No Palácio do Buriti, Celina trata do protocolo com representantes de mais de 20 hospitais privados do DF, a fim de solicitar a atenção padronizada com o novo protocolo em cada uma das unidades hospitalares. A reunião iniciou por volta das 16h e seguiu por mais de duas horas e meia no Salão Nobre do Executivo.

Em coletiva, a vice-governadora destacou que a integração de protocolos entre a rede pública e a rede privada é de extrema importância para a identificação e monitoramento dos casos de dengue, sejam leves ou de gravidade, levando a óbito.

“Há uma necessidade de nivelamento de protocolos e procedimentos, e é isso que estamos fazendo no GDF. Chamamos a rede privada para a gente discutir, porque o que estamos enfrentando não é nada do que passamos nos últimos 10 anos”, disse Celina. “Estamos solicitando a colaboração de todos [os hospitais privados, para que sigam o novo protocolo de atendimento da dengue].”

Estudos sobre mutações

Em razão do aumento dos casos, principalmente os de óbitos, a o Governo do DF convocou institutos de pesquisa para levantar novos estudos sobre a doença na capital.

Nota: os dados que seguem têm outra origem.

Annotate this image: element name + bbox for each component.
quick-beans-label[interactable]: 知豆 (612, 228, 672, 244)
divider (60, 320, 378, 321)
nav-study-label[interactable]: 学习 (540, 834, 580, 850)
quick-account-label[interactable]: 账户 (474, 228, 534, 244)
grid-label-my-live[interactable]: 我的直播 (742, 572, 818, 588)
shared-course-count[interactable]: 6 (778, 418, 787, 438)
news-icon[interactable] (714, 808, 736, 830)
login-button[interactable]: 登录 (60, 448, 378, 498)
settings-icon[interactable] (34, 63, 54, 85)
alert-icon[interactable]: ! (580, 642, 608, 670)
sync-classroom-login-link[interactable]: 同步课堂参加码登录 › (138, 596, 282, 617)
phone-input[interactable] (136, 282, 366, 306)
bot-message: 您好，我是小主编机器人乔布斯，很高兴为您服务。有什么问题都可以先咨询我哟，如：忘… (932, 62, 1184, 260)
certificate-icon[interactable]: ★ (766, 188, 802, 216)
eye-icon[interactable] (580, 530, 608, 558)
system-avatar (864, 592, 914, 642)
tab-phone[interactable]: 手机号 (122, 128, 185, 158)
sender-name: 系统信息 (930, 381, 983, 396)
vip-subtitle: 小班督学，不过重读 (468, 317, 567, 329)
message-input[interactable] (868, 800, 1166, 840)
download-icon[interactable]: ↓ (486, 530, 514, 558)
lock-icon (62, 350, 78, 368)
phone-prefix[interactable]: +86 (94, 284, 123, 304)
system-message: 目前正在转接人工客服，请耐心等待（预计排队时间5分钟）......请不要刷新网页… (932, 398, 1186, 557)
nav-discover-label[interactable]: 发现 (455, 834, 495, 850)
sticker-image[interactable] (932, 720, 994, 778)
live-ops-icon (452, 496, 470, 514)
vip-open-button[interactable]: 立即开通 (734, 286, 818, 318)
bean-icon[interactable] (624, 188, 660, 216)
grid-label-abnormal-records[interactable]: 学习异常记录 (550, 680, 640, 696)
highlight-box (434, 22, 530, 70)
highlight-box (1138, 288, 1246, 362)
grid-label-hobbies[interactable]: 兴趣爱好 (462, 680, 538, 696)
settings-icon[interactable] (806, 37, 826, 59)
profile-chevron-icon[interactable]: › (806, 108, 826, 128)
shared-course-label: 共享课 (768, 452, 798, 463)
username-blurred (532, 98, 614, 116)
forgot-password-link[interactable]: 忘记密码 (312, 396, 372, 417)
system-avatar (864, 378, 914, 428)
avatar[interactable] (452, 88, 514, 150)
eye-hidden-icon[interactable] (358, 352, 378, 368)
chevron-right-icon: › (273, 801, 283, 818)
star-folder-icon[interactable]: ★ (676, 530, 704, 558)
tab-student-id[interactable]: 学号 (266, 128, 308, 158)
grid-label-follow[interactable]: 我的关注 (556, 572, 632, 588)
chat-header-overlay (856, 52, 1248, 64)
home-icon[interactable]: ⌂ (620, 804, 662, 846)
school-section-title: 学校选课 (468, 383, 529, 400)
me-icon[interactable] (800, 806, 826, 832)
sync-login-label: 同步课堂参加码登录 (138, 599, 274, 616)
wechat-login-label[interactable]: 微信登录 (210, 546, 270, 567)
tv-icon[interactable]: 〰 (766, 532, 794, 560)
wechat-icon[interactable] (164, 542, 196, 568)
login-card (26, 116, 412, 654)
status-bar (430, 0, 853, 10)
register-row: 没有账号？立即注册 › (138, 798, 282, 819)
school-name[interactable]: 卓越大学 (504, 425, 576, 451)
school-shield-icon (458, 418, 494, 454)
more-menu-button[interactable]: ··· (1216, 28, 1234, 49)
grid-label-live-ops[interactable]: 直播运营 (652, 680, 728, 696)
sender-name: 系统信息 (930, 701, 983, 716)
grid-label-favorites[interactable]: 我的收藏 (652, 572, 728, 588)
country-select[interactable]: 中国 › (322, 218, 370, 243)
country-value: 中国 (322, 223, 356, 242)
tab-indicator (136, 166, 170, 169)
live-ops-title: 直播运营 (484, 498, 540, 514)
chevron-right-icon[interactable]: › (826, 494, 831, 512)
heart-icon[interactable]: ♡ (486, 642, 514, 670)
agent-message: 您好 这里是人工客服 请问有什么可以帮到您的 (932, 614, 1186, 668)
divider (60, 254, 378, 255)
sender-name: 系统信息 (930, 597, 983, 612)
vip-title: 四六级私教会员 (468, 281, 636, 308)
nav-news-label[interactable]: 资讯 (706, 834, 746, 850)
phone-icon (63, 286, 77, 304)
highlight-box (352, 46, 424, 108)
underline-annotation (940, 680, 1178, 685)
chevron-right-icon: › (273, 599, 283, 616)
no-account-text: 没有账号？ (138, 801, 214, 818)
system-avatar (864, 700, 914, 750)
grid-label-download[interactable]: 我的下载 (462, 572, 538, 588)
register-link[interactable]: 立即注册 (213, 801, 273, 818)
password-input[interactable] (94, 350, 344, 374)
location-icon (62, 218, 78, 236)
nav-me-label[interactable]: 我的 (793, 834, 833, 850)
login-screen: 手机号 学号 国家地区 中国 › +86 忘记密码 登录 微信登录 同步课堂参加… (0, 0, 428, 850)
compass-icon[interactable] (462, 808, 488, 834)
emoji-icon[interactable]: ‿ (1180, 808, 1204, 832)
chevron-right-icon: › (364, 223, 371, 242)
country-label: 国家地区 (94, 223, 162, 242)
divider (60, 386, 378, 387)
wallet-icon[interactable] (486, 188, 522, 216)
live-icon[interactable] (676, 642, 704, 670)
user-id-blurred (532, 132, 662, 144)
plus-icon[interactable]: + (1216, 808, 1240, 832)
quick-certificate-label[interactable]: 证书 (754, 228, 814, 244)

A intenção é investigar se há mutações genéticas entre os quatro sorotipos de dengue conhecidos hoje pela ciência e pela medicina, e averiguar o que pode ser feito para diminuir as mortes e a proliferação do vírus pelo mosquito Aedes aegypti.

“Ano passado nós tivemos um óbito. […] Nesse momento a gente precisa de estudar mais a respeito. Já fizemos isso no DF. Chamamos a Fiocruz, o Ministério da Saúde, a UnB, para que a gente possa estudar realmente o que estamos vivendo no Brasil”, destacou a vice-governadora.

Paralelamente aos estudos, Celina ressalta que os casos de óbito da rede pública têm sido compartilhados com a privada e que há um pedido “para que não subnotifiquem os casos”, a fim de enfrentar o problema “na linha de frente”, conforme defendeu.

“Não subestimem a doença”, apelou Celina. “A dengue de agora é uma dengue que desidrata em 24h, que pode levar a uma situação de coma em 24h [o que não acontecia nos anos anteriores]. O protocolo é simples: hidratação. Em caso de ter tido atendimento e hidratação, se voltar a ter diarreia e vômitos, tem que voltar para o SUS ou para o hospital privado”, pediu.